Setting the avg variable

  1. Double-click tGlobalVarLoad to open its Component view.

  2. Click the Sync columns button to ensure that this component retrieves the avg column of the tAggregateRow component's schema. This way the tGlobalVarLoad component defines the avg variable using the calculated average salary.

Filtering the salary records

  1. Double-click tMap to open the map editor.

    Note that the tHDFSInput component linked to this tMap has been configured along with the other tHDFSInput component linked to tAggregateRow.

  2. From the table representing the input flow (on the left side), select all the three columns and drop them to the table representing the output flow (on the right side).

  3. On the table of the input flow, click the button to display the filter expression panel.

  4. In this filter expression panel, enter

    row5.salary > Double.valueOf(String.valueOf(globalMap.get("avg"))) 

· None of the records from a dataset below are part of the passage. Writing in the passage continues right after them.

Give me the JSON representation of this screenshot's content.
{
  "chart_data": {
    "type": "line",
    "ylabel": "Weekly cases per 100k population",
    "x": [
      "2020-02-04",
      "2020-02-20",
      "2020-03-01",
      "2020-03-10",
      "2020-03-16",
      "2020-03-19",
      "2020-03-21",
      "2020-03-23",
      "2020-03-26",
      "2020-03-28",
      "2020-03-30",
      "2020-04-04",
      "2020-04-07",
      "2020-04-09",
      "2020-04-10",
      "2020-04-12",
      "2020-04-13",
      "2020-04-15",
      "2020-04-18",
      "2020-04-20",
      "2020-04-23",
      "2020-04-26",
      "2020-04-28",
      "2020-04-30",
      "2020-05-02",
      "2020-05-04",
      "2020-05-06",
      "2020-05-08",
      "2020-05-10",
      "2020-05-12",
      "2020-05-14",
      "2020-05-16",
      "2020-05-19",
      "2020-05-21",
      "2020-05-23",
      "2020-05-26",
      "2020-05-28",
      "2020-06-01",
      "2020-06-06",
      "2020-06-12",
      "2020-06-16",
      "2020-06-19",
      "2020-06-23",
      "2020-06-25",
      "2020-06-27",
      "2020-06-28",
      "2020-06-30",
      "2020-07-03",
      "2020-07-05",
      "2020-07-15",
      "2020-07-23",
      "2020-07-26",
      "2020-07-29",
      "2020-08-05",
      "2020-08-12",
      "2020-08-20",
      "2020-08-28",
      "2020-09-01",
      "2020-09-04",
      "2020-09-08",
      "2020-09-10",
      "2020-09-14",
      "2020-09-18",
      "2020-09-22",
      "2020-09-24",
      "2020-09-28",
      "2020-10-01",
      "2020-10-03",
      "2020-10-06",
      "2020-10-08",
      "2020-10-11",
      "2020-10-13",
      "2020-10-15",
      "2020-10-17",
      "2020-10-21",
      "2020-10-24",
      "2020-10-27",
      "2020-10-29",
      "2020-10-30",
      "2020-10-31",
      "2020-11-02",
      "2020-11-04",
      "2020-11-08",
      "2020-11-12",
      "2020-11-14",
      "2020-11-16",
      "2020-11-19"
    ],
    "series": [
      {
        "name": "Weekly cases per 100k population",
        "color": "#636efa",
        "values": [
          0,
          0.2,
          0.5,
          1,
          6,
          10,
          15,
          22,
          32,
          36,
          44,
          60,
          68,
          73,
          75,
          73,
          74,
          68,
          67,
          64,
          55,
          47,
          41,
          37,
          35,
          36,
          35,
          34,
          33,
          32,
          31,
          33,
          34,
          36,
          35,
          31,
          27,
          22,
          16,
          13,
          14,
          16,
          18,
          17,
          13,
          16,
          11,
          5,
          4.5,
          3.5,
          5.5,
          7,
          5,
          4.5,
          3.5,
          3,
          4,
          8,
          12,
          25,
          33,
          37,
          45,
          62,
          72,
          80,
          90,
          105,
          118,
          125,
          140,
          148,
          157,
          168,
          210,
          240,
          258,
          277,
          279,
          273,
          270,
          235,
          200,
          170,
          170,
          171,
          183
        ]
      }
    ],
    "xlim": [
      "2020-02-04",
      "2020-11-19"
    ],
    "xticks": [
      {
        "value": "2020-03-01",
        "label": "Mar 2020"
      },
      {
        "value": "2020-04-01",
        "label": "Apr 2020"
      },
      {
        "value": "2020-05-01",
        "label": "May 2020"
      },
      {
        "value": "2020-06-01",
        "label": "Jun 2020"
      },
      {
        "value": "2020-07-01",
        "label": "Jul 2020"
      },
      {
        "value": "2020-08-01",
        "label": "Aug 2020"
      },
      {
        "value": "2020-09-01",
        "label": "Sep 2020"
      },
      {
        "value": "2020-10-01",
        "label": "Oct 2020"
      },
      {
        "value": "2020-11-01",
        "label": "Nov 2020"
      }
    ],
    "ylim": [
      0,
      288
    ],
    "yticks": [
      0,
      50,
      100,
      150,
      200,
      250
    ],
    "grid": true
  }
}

    This expression allows the tMap component to select only the salaries above the average calculated by tAggregateRow.

    Note that the row5 in this expression is the ID of the input row to the tMap component and therefore, it might be another value in your scenario.

  5. Click Apply and then OK to validate these changes.

Executing the Job

Then you can run this Job.

The tLogRow component is used to present the execution result of the Job.

  1. If you want to configure the presentation mode on its Component view, double-click the tLogRow component to open the Component view and then in the Mode area, select the Table (print values in cells of a table) option.

  2. Press F6 to run this Job.

Once done, the Run view is opened automatically, where you can check the execution result.

As presented at the beginning of this scenario, the average salary of the sample data is 2950, and you can read that the salary records above the average have been filtered from the sample data.